Türkiye Çimento Sanayicileri Birliği’nin (TÜRKÇİMENTO) Elazığ’da 7’ncisini gerçekleştirdiği “Anadolu Buluşmaları”nda, sektörün sorunları, depreme dayanıklı binalardaki önemi ve sürdürülebilirlik hedefleri masaya yatırıldı.
Toplantının panel kısmında konuşan TÜRKÇİMENTO Yönetim Kurulu Başkanı Fatih Yücelik, depremlerden etkilenen Elazığ’ın yaralarını hızlı bir şekilde sarması temennisinde bulunarak, depremlerin bir felakete dönüşmesinin önüne geçilebileceğini söyledi.

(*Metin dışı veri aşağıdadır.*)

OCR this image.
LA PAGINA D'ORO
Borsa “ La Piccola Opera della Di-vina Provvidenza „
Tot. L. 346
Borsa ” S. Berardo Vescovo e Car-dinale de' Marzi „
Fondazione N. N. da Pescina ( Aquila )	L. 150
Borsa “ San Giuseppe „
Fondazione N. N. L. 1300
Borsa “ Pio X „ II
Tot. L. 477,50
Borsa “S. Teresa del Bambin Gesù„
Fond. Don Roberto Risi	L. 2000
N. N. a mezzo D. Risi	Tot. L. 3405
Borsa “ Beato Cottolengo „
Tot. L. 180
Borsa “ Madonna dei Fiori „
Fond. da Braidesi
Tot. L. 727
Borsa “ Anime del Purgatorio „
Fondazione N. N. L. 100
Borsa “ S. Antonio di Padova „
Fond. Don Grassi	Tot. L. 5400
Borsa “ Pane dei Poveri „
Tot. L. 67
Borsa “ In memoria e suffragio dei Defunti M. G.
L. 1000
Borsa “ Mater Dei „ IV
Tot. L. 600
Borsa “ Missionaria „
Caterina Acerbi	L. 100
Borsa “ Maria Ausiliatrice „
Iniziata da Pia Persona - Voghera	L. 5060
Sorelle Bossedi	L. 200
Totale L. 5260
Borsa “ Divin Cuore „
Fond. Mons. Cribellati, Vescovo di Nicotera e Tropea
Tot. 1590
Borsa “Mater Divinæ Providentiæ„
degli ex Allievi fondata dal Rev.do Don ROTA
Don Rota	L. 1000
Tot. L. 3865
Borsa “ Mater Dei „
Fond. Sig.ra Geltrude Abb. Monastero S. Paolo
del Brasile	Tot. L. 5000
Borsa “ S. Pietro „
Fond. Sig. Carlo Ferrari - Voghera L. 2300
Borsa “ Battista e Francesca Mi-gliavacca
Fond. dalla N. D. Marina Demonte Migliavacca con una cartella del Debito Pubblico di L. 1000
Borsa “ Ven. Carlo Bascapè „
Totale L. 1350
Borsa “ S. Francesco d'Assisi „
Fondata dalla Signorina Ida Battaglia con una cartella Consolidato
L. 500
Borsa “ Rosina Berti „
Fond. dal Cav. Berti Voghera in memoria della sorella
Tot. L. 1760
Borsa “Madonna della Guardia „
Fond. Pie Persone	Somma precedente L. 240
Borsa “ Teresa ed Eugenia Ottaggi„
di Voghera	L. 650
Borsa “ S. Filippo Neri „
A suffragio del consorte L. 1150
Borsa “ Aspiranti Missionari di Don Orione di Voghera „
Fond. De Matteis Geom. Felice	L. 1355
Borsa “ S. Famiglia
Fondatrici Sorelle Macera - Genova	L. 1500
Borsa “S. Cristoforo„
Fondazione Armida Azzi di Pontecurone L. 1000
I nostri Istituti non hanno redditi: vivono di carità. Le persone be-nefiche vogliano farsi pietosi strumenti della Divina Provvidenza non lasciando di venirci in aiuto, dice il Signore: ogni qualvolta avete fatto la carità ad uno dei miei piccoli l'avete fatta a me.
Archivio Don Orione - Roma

Yücelik, “2020’de yaşadığı büyük depremin ardından 6 Şubat 2023’teki büyük deprem felaketiyle tekrar ağır şekilde etkilenen güzide şehrimizde yaraların en hızlı şekilde sarılabilmesi için dualarımızı eksik etmiyoruz. Deprem felaketinin ardından çimentonun artık ticari bir konu olmadığı anlaşıldı ve can güvenliğinin ayrılmaz bir parçası olduğu kanısı tekrar zihinlere yerleşti. İnşallah böyle bir felaketi tekrar yaşamayız" dedi.
Türkiye’nin çimento üretiminde Avrupa’nın lideri, dünyanın da beşinci büyüğü konumunda yer aldığını kaydeden Yücelik, aynı zamanda çimento ve klinker toplamında, dünyada ikinci büyük ihracatçı konumunda yer aldığını belirtti. Yücelik, “119 milyon ton çimento eşdeğer kapasitesine sahip olan sektörümüzde, Türkiye geneline yayılan 56 entegre ve 21 öğütme olmak üzere toplam 77 fabrikada üretim yapıyoruz. Bu rakamın %94’ünü TÜRKÇİMENTO üyeleri temsil ediyor” bilgisini verdi.
Seza Çimento Yönetim Kurulu Başkanı ve TÜRKÇİMENTO Yönetim Kurulu Üyesi Prof. Dr. Yasemin Açık, çimento sektörünün hem üretimde hem de ihracatta Türkiye’ye büyük katkı sağladığını söyledi. Açık, “Hepimizin bildiği gibi ülkenin sürdürülebilir kalkınması ancak yerel ve bölgesel kalkınmanın olmasıyla mümkündür. Ülkenin her tarafına yayılmış, tüm bölgelerde bulunan aynı zamanda her sosyoekonomik düzeydeki insanı bünyesinde barındıran, istihdam eden iç pazar satışlarının yanı sıra ihracat ile dış ticaret açığımızın azalmasına katkı sağlayan çimento sektörü, aynı zamanda sürdürülebilir kalkınmanın sağlanmasına büyük katkılar sunuyor” dedi.